Coal Creek.
Film and Digital Part One
There’s been a bit of a lull with the photo walks lately. Some personal stuff has been going on, and honestly, I just haven’t felt like getting out there. Which I feel it’s a good time to mention that this is a regular thing for me. If I am not consistent with something, I will literally lose interest.
But today is Tuesday, and with class tomorrow, I knew I couldn’t put it off any longer. I realised it’s been almost two weeks since I last picked up my camera, and even though I wasn’t really feeling it, I knew I needed to get outside and just start somewhere..
This time I asked ChatGPT to give me a suggestion of where I could go and photograph. They suggested Coal Creek, strangely enough I drive past there every week and I have never even thought to go and take a wonder. so off we went. I had a roll of colour film in my camera I wanted to use and I still have film trauma from previous adventures so I took my Z6iii with me as well.

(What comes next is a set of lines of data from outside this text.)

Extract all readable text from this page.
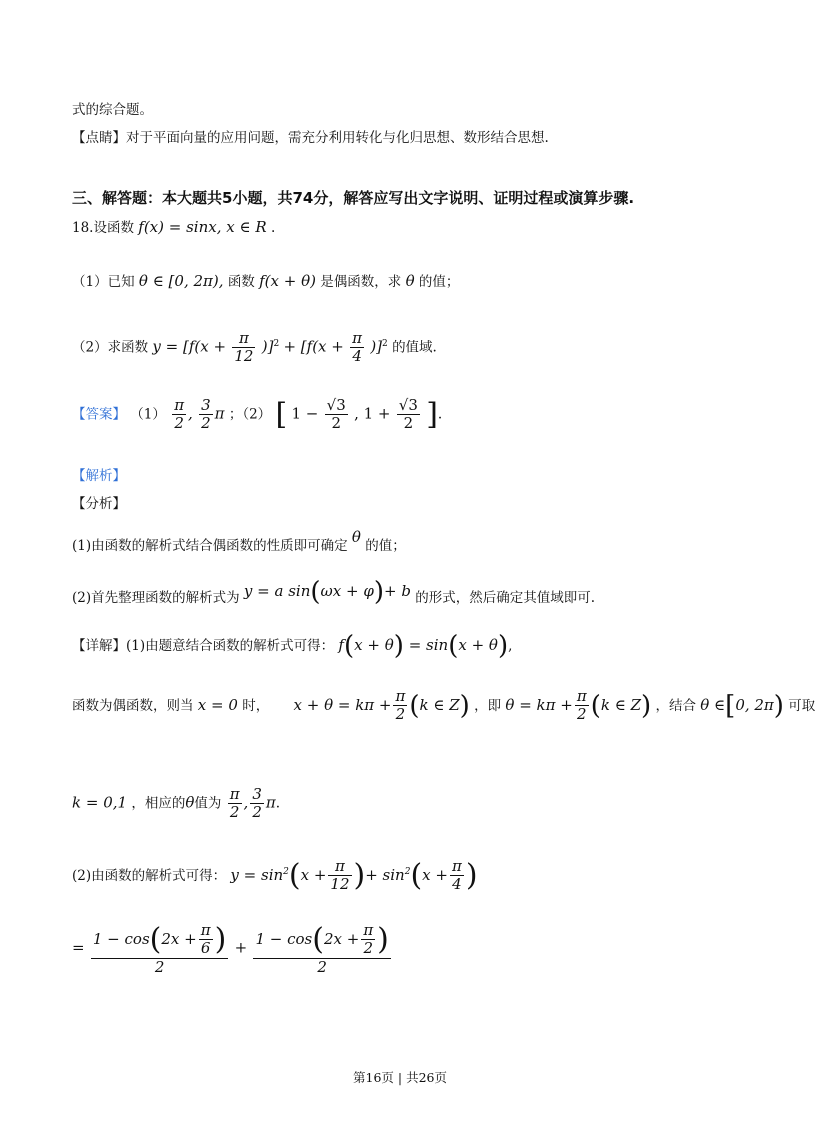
式的综合题。
【点睛】对于平面向量的应用问题，需充分利用转化与化归思想、数形结合思想.
三、解答题：本大题共5小题，共74分，解答应写出文字说明、证明过程或演算步骤.
18.设函数 f(x) = sinx, x ∈ R .
（1）已知 θ ∈ [0, 2π), 函数 f(x + θ) 是偶函数，求 θ 的值；
（2）求函数 $y = [f(x + \frac{\pi}{12} )]^2 + [f(x + \frac{\pi}{4} )]^2$ 的值域.
【答案】 $(1) \frac{\pi}{2}$ , $\frac{3}{2}$ π ；（2） [ $1 - \frac{√3}{2}$ , $1 + \frac{√3}{2}$ ].
【解析】
【分析】
(1)由函数的解析式结合偶函数的性质即可确定 θ 的值；
(2)首先整理函数的解析式为 y = a sin(ωx + φ)+ b 的形式，然后确定其值域即可.
【详解】(1)由题意结合函数的解析式可得： f(x + θ) = sin(x + θ),
函数为偶函数，则当 x = 0 时， $x + \theta = k\pi + \frac{\pi}{2} (k$ ∈ Z) ，即 $\theta = k\pi + \frac{\pi}{2} (k$ ∈ Z) ，结合 θ ∈[0, 2π) 可取
k = 0,1 ，相应的θ值为 $\frac{\pi}{2}$ , $\frac{3}{2} \pi$.
(2)由函数的解析式可得： $y = \sin^2(x + \frac{\pi}{12}$ )+ $\sin^2(x + \frac{\pi}{4}$ )
= $\frac{1 - \cos(2x + \frac{\pi}{6} )}{2} + \frac{1 - \cos(2x + \frac{\pi}{2} )}{2}$
第16页 | 共26页
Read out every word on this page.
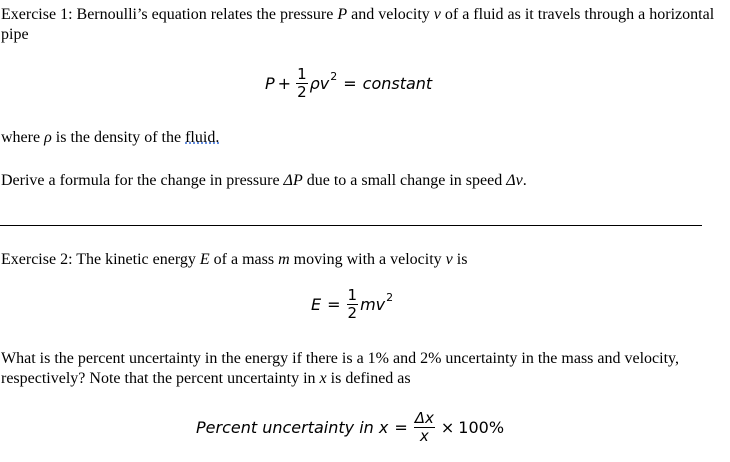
Exercise 1: Bernoulli’s equation relates the pressure P and velocity v of a fluid as it travels through a horizontal pipe

$P + \frac{1}{2}$ ρv 2 = constant

where ρ is the density of the fluid.

Derive a formula for the change in pressure ΔP due to a small change in speed Δv.

Exercise 2: The kinetic energy E of a mass m moving with a velocity v is

$E = \frac{1}{2}$ mv 2

What is the percent uncertainty in the energy if there is a 1% and 2% uncertainty in the mass and velocity, respectively? Note that the percent uncertainty in x is defined as

Percent uncertainty in $x = \frac{\Delta x}{x} \times 100\%$
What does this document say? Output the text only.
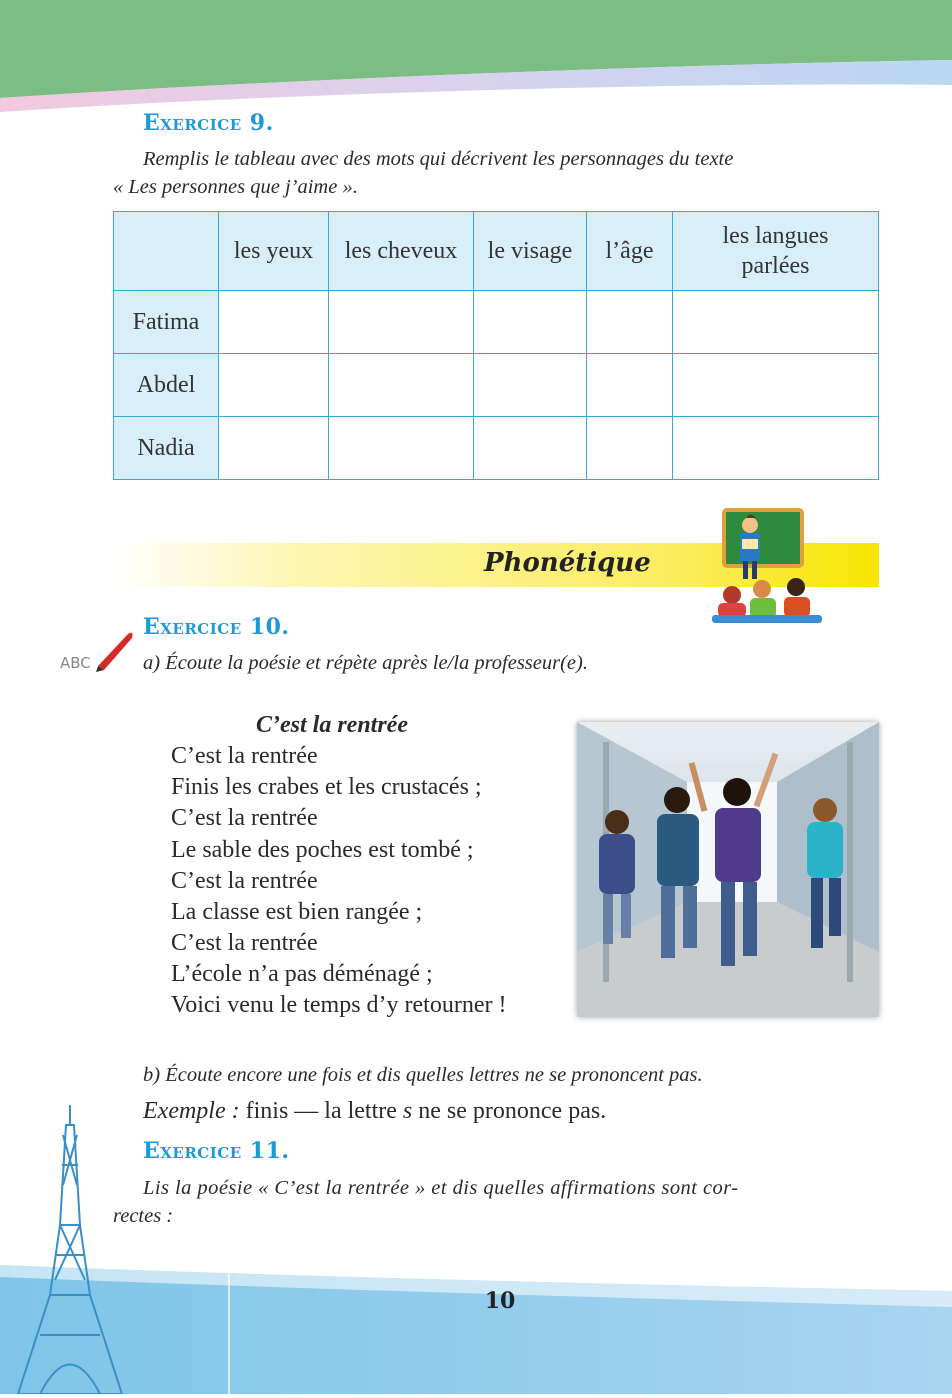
Exercice 9.
Remplis le tableau avec des mots qui décrivent les personnages du texte
« Les personnes que j’aime ».
	les yeux	les cheveux	le visage	l’âge	les langues
parlées
Fatima					
Abdel					
Nadia					
Phonétique
ABC
Exercice 10.
a) Écoute la poésie et répète après le/la professeur(e).
C’est la rentrée
C’est la rentrée
Finis les crabes et les crustacés ;
C’est la rentrée
Le sable des poches est tombé ;
C’est la rentrée
La classe est bien rangée ;
C’est la rentrée
L’école n’a pas déménagé ;
Voici venu le temps d’y retourner !
b) Écoute encore une fois et dis quelles lettres ne se prononcent pas.
Exemple : finis — la lettre s ne se prononce pas.
Exercice 11.
Lis la poésie « C’est la rentrée » et dis quelles affirmations sont cor-
rectes :
10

as it is school holidays I had my daughter with me and surprisingly it was really calm and quiet. Which for me is great, the less people the better. I could just get right into it.
I started off pretty strong today, taking the same image twice—once on my Nikon FA and once on my Z6iii.
But honestly, it didn’t take long before it started to really irritate me. I just couldn’t relax. I kept pushing through, looking for interesting places to shoot, and trying to remind myself that this project isn’t about getting the "perfect" photo it’s about the process.
The whole “art of letting go,” so to speak. And yet, I’m still finding that part a real struggle. Today it finally clicked why: I think it’s because I’m using two cameras. I know I’ve mentioned before that switching between cameras was a bit annoying, but today it properly hit me. My lack of motivation to even go out and shoot today was probably because deep down, I just wanted to walk and be present, and juggling two cameras completely got in the way of that.
Thinking back, a couple of weeks ago when I only took my Z6ii to the beach, that walk felt the most rewarding and the most relaxed. So, moving forward, I’m going to keep it simple and only take one camera with me on each walk. I think I’ll enjoy it more, and it’ll let me actually focus on the experience, not the gear.
Once I found a bit of a rhythm today, though, things started to shift. I noticed that familiar feeling of easing into the walk where everything stops feeling forced and I’m just there. It wasn’t immediate, but after a while, I realised I wasn’t overthinking every frame or second-guessing myself. I was just walking, noticing, shooting. That sense of ease is exactly what I’ve been chasing with this project, and it felt good to finally tap back into it.
It was a good reminder that sometimes you just have to push through the uncomfortable part before you can find the flow again.